Uptown (Haute-Ville) is located immediately north of downtown along Ste Anne Road and Frood Road, bordering the Donovan to the south of Kathleen Street. Uptown is mostly residential in character, with cultural, educational, and religious institutions such as Lansdowne Public School, Sudbury Secondary School, the Sudbury branch of the Ukrainian National Federation, the Ukrainian Greek Orthodox Church of St. Volodymyr, and the main branch of the Greater Sudbury Public Library.

The neighbourhood is one of the oldest in Sudbury, with buildings of historical significance including the designated École Saint-Louis-de-Gonzague building, as well as a portion of the former St. Josephs Hospital building, reconstructed as part of the Red Oak Villa seniors residence.

== West End ==
The West End is located to the west of downtown. Its northern border follows Elm Street westward from Regent Street to Big Nickel Mine Drive, and its eastern border follows Regent Street southward to Lorne Street and follows Lorne southwestward to Byng Street.

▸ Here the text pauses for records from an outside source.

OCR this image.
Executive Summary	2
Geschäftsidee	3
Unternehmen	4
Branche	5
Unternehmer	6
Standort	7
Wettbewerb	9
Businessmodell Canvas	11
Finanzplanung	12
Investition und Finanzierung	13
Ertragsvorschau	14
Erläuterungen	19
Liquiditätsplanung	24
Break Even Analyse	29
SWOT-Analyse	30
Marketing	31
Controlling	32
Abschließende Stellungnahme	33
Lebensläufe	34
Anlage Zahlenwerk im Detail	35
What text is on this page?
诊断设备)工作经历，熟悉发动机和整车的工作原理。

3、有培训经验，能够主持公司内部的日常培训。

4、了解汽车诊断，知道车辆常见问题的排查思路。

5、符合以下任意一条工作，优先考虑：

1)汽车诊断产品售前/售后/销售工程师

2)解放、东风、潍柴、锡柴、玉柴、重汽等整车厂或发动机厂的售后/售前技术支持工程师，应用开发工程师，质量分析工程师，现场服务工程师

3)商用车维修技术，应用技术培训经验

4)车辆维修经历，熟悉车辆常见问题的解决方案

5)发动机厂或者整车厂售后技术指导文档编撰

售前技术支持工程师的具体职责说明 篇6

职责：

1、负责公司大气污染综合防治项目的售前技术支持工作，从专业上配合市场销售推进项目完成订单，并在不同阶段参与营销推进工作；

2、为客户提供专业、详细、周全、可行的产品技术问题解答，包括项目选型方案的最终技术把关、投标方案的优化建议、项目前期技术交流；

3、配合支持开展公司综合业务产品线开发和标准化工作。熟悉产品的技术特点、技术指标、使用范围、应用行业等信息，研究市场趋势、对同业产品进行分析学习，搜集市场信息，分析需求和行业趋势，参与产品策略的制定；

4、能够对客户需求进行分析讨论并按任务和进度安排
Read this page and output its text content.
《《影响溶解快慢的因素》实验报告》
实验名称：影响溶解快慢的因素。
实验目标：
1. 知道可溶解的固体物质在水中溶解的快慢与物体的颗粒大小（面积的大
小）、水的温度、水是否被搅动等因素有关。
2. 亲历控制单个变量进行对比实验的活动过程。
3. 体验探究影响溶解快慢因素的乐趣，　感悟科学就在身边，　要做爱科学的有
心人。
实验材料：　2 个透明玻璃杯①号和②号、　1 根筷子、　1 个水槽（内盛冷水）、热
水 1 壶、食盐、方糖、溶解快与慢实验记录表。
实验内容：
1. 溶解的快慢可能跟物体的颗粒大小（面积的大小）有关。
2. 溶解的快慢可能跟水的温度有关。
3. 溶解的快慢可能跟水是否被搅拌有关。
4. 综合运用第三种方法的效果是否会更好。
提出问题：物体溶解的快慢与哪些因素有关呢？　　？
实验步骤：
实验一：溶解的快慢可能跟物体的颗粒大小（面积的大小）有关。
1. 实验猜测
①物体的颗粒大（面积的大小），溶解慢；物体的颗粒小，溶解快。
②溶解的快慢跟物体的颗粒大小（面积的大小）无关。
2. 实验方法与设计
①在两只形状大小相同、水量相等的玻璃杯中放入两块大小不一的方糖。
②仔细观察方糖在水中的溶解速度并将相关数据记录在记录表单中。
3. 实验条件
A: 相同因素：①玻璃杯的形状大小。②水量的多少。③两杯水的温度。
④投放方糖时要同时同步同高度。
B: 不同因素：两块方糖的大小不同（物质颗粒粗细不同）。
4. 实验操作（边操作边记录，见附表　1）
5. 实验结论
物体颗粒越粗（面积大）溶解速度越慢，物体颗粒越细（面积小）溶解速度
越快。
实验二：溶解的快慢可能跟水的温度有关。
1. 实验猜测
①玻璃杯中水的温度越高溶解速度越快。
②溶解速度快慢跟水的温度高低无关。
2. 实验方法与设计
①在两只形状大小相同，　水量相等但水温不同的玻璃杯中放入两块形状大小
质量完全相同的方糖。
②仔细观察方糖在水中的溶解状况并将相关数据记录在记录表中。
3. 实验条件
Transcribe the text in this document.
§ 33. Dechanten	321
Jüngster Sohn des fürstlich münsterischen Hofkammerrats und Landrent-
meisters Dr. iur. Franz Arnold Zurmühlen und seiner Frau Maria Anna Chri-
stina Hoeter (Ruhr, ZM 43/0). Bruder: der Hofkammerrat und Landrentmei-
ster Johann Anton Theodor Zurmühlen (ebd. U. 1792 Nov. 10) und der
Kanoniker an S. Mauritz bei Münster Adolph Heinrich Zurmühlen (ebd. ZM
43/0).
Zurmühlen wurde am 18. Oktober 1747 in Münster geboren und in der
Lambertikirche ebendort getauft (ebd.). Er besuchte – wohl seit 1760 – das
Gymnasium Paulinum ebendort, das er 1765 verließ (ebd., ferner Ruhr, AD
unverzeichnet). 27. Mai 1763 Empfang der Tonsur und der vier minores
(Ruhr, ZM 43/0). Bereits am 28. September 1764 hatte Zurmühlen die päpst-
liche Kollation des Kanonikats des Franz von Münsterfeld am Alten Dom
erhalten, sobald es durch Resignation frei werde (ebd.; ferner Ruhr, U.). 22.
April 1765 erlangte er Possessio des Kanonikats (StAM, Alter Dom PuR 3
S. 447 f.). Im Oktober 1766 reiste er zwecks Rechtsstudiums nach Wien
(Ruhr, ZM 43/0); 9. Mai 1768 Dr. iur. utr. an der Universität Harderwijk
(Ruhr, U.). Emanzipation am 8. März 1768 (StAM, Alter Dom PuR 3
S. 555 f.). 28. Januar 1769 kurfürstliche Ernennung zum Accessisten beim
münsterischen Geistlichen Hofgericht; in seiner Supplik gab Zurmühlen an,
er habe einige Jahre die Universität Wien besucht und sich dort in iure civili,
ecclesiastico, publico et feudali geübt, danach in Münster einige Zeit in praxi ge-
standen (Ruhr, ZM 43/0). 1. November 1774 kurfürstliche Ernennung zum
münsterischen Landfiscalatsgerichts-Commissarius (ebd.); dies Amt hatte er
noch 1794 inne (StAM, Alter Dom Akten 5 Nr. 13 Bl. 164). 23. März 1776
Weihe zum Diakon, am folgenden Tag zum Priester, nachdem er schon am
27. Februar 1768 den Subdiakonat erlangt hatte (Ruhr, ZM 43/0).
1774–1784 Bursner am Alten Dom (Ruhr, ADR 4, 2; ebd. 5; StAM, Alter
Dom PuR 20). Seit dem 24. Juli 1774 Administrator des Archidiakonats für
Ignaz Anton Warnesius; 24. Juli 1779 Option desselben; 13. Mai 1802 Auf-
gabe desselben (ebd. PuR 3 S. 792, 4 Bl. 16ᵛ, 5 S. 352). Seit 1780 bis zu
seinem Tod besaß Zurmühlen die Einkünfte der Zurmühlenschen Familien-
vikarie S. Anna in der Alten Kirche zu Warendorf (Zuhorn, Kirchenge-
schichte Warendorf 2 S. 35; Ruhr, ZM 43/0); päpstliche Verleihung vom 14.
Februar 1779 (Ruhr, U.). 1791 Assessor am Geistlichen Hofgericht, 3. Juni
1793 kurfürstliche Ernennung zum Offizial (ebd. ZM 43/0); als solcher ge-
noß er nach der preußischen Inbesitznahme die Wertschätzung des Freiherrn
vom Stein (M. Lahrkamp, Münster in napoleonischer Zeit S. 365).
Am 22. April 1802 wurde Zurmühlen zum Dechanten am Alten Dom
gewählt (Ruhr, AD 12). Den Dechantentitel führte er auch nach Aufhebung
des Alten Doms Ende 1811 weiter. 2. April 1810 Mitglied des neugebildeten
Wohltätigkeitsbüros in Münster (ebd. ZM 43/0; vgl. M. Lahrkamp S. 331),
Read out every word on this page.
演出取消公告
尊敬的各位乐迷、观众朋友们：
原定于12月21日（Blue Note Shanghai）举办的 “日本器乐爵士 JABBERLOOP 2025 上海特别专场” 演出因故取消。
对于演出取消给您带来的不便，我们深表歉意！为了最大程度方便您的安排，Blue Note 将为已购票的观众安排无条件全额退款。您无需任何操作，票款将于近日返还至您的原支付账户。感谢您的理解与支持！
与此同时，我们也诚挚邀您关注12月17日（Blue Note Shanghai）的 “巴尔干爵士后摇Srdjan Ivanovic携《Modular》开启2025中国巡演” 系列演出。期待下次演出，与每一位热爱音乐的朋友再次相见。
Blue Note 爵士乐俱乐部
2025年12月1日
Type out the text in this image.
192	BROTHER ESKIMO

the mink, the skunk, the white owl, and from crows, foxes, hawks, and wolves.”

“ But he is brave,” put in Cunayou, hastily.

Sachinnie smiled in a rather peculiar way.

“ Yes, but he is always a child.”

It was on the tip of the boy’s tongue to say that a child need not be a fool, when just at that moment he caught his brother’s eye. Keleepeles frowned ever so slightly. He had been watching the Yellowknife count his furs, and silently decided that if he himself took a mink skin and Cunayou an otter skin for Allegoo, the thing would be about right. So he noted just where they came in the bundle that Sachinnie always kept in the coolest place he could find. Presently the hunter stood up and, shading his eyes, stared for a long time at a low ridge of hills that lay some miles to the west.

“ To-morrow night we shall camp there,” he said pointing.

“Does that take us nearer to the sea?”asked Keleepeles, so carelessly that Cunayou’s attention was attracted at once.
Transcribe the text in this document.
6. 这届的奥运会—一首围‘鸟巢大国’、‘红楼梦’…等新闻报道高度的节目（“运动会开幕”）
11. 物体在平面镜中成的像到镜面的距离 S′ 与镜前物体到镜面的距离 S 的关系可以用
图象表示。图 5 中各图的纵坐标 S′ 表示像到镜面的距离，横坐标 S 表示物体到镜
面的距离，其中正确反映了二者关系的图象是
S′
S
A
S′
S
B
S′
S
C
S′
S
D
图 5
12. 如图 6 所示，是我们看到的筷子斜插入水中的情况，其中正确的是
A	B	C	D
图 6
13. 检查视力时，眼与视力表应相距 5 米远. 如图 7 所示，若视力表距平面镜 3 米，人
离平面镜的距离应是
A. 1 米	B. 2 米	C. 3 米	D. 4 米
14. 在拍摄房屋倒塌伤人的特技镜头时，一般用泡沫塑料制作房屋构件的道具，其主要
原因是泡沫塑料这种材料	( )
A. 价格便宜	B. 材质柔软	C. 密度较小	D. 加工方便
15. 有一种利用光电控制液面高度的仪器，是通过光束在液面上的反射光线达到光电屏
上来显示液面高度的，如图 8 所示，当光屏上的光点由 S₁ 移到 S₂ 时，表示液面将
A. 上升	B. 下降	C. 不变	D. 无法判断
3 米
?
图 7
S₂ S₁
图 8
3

Like the adjacent Gatchell neighbourhood, the West End was traditionally Italian Canadian in character. The neighbourhood is primarily residential, with commercial activities along Regent Street and Lorne Street. Queen's Athletic Field on Cypress Street is municipally listed heritage site. Other landmarks include the former Sudbury Brewing and Malting Co. building on Lorne Street, the Societa Caruso Club, Park Lawn Cemetery and the Anglican Cemetery.